Such an easy way to brighten things up for summer. Make them today and have them done in time for a dinner outside on the back deck!
additional supplies needed
salt (table, rock, pink Himalayan you found in your pantry like I did... ;-) )
tongs (optional but handy)
bucket, dishpan, a big ol' pot or dutch oven (having two is handy)
more cotton or rayon fabric (t-shirt, skirt, pillow covers... you'll have plenty of dye if you want to dye more things at the same time.)
Prewash your napkins
Run your napkins -- and anything else you want to dye, too -- through a quick wash cycle or handwash. This will wash away any sizing or other chemicals that would inhibit the dye absorption.
Prep your napkins
Fold your napkins, following the prep directions for each style pictured below.
Use the appropriate tools as indicated to create the areas where the dye won't reach the fabric.
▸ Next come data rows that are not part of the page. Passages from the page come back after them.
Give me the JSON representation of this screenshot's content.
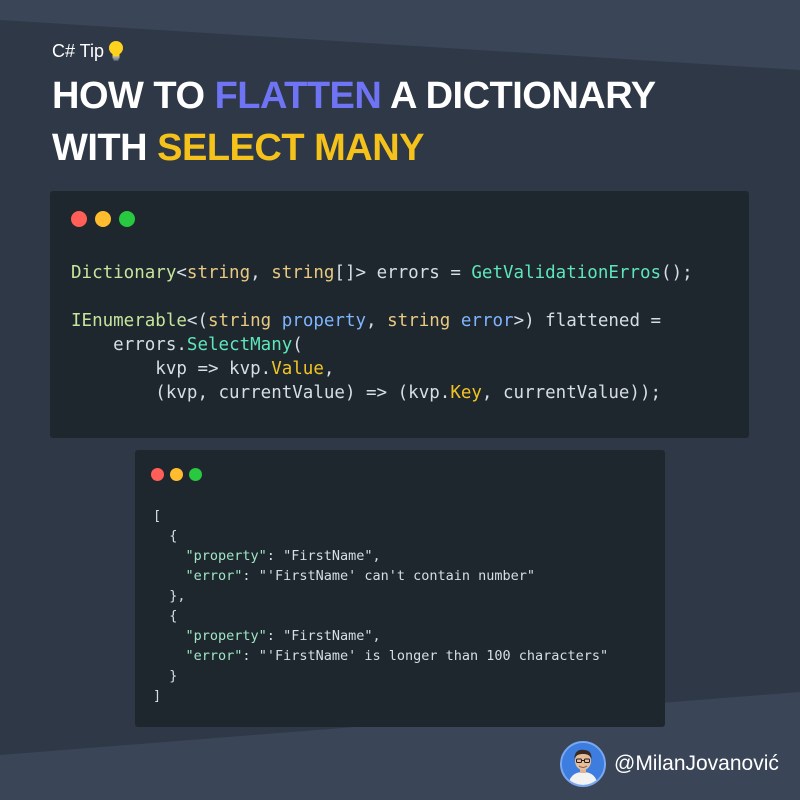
{
  "header": {
    "tip_label": "C# Tip",
    "headline": {
      "line1_pre": "HOW TO ",
      "line1_highlight": "FLATTEN",
      "line1_post": " A DICTIONARY",
      "line2_pre": "WITH ",
      "line2_highlight": "SELECT MANY"
    }
  },
  "colors": {
    "background": "#2e3847",
    "panel": "#1f272e",
    "highlight_blue": "#6f74f4",
    "highlight_yellow": "#f4c21a",
    "traffic_red": "#ff5f57",
    "traffic_yellow": "#febc2e",
    "traffic_green": "#28c840"
  },
  "code": {
    "line1": {
      "type": "Dictionary",
      "lt": "<",
      "kw1": "string",
      "mid1": ", ",
      "kw2": "string",
      "rest": "[]> errors = ",
      "call": "GetValidationErros",
      "end": "();"
    },
    "line2": {
      "type": "IEnumerable",
      "lt": "<(",
      "kw1": "string",
      "sp1": " ",
      "prop1": "property",
      "comma": ", ",
      "kw2": "string",
      "sp2": " ",
      "prop2": "error",
      "end": ">) flattened ="
    },
    "line3": {
      "indent": "    ",
      "obj": "errors.",
      "call": "SelectMany",
      "end": "("
    },
    "line4": {
      "indent": "        ",
      "pre": "kvp => kvp.",
      "prop": "Value",
      "end": ","
    },
    "line5": {
      "indent": "        ",
      "pre": "(kvp, currentValue) => (kvp.",
      "prop": "Key",
      "end": ", currentValue));"
    }
  },
  "json_output": {
    "open": "[",
    "obj_open": "  {",
    "key_property": "\"property\"",
    "key_error": "\"error\"",
    "sep": ": ",
    "entry1_property": "\"FirstName\"",
    "entry1_error": "\"'FirstName' can't contain number\"",
    "entry2_property": "\"FirstName\"",
    "entry2_error": "\"'FirstName' is longer than 100 characters\"",
    "obj_close_comma": "  },",
    "obj_close": "  }",
    "close": "]",
    "comma": ","
  },
  "author": {
    "handle": "@MilanJovanović",
    "avatar_icon": "person-avatar-icon"
  },
  "icons": {
    "tip": "lightbulb-icon"
  }
}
Or get crazy and see what you have around the house to use as well. Sooo many possibities.
Prep your dye
In a laaaarge container, mix 1 to 2 gallons of very hot water with 1 cup salt. Dissolve the salt, then slowly pour 2 to 4 oz of dye into the water. Mix well. And slowly. No splashing! (I mentioned pink salt, yes? 🤪)
Dye your fabric
Carefully put your folded and prepped napkins into the dye and stir occasionally, flipping them over a time or two. WEAR GLOVES or use a good pair of tongs to keep from dyeing your hands. (ask me how i know.)
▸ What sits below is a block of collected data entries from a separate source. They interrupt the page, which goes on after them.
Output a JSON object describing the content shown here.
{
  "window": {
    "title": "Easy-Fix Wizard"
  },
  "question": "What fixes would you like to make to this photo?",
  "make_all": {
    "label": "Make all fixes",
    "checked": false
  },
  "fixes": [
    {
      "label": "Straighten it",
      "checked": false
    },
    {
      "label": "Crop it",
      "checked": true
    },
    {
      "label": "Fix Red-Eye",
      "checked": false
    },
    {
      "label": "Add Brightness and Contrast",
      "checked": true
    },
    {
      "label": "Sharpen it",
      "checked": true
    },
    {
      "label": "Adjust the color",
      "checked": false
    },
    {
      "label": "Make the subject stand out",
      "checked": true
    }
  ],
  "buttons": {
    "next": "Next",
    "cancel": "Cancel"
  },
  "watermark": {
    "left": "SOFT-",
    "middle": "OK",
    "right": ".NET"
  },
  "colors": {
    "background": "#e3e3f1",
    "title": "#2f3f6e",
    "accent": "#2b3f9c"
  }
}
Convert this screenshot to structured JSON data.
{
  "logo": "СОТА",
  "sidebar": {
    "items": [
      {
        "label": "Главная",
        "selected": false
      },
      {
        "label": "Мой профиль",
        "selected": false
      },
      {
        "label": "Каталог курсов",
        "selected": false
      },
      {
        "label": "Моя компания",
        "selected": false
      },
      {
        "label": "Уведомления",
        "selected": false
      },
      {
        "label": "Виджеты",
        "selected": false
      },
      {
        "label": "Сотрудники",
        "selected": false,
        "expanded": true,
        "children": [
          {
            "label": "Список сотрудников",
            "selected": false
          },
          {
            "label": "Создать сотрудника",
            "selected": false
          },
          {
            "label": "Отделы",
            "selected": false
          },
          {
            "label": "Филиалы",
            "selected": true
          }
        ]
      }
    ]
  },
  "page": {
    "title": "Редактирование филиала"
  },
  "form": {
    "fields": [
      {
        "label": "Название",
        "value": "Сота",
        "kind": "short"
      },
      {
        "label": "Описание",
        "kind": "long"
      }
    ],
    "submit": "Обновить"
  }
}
Dye items for 20-30 min. total. They may appear to be done in a minute or two, but it'll take a while for the dye to make its way into the middle of thicker fabric "wads."
Rinse & set dye
In a second bucket or dishpan, mix the dye fixative into 1 gallon of water. Give your napkins a quick cold rinse, then submerge them into the dye fixative. Let them soak for a good 20 min. then remove all bindings (WEAR GLOVES for this; the fixative isn't very skin-friendly!) and let soak another 10 min. to be sure the whole fabric has been soaked through.
Rinse well in cold water.
Set & wash napkins
You're almost done! If you have an iron, it helps to heat set the napkins a bit more by ironing on the highest setting. (protect any fancy, pretty ironing board covers by ironing on a towel just in case).
Run the napkins through a wash cycle on cold with similarly colored items or old towels.
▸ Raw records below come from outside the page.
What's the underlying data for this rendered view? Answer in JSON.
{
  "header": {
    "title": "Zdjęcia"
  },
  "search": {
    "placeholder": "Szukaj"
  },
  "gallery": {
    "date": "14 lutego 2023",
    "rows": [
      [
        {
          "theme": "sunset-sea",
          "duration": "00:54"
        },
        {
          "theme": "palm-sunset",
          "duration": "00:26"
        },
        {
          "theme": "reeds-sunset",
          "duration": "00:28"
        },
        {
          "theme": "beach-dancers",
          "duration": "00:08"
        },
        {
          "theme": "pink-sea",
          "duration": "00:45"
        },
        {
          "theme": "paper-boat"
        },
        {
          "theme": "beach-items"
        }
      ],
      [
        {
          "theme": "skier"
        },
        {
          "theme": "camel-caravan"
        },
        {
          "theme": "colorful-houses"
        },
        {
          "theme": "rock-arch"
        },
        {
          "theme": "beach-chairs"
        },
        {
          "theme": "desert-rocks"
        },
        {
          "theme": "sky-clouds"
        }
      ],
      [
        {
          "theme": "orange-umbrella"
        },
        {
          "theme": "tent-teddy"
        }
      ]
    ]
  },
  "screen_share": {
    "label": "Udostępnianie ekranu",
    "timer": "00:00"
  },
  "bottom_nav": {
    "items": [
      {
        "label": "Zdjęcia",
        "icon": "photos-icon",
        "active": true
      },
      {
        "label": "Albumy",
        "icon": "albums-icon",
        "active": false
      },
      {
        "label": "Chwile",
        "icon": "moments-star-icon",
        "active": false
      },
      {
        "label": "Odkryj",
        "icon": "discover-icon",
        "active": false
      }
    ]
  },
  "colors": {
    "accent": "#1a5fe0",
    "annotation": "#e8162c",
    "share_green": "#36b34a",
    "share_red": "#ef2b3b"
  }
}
Dry, iron (optional), and enjoy!
So there are several traditional folding and dyeing techniques within Japanese Shibori. I want to go on record as saying that I do NOT by any means claim to be an authority in this area. None. So please forgive me in advance if I get anything mixed up...
The main technique we're using today is Itajime, which refers to shape resist dyeing. You'll be using various items in your kit or around the house to sandwich around the folded fabric stack.
In general, for all of these, you'll want to accordion-fold your fabric. The width of the folds will depend on which resist technique you do below and on the size of the items you're using. (Adjust accordingly and know that it'll look fun no matter what you do!)
After folding your napkin one direction, fold that "strip" of folds the other direction as well to accommodate the resist shape and size.
1. Large flat items make great resists. Place wood cutout (or other shape/item) on the top and bottom of the folded fabric stack. Secure with twine or rubber bands. This will make a design on the fabric as well, so be sure to line them all up nice and straight. If you care about that stuff. Clearly Holly does not. 😜 (She also didn't let this one soak long enough. Leave it in longer, and yours will have a better outline of the main shape on it.)
2. Clothespins or binder clips make a quick and simple design. Accordion-fold your fabric rather narrowly and leave long or fold a time or two the other way. Clip all along each edge and voila! This one's a time saver for sure.
3. These triangles are a tad tricky to fold, but they're super cool. Instead of accordion-folding the second direction as the first, do it on the diagonal instead. Eeek. Well worth it, though. Then bind with twine. You can also add to this one by using a triangular piece of wood (or cut up a plastic container you're about to recycle anyway.) as you do in option #1 above, then bind it all together with the twine like this.
4. Create a lattice effect by folding your napkin into a larger stack of folds. I folded this napkin into half and then thirds, then repeated everything the other direction.
Holding one chopstick (or dowel/stick/whatnot) on either side of the fabric stack, secure the ends together with a rubber band. Repeat across the stack, then do the same the other direction to create a lattice look.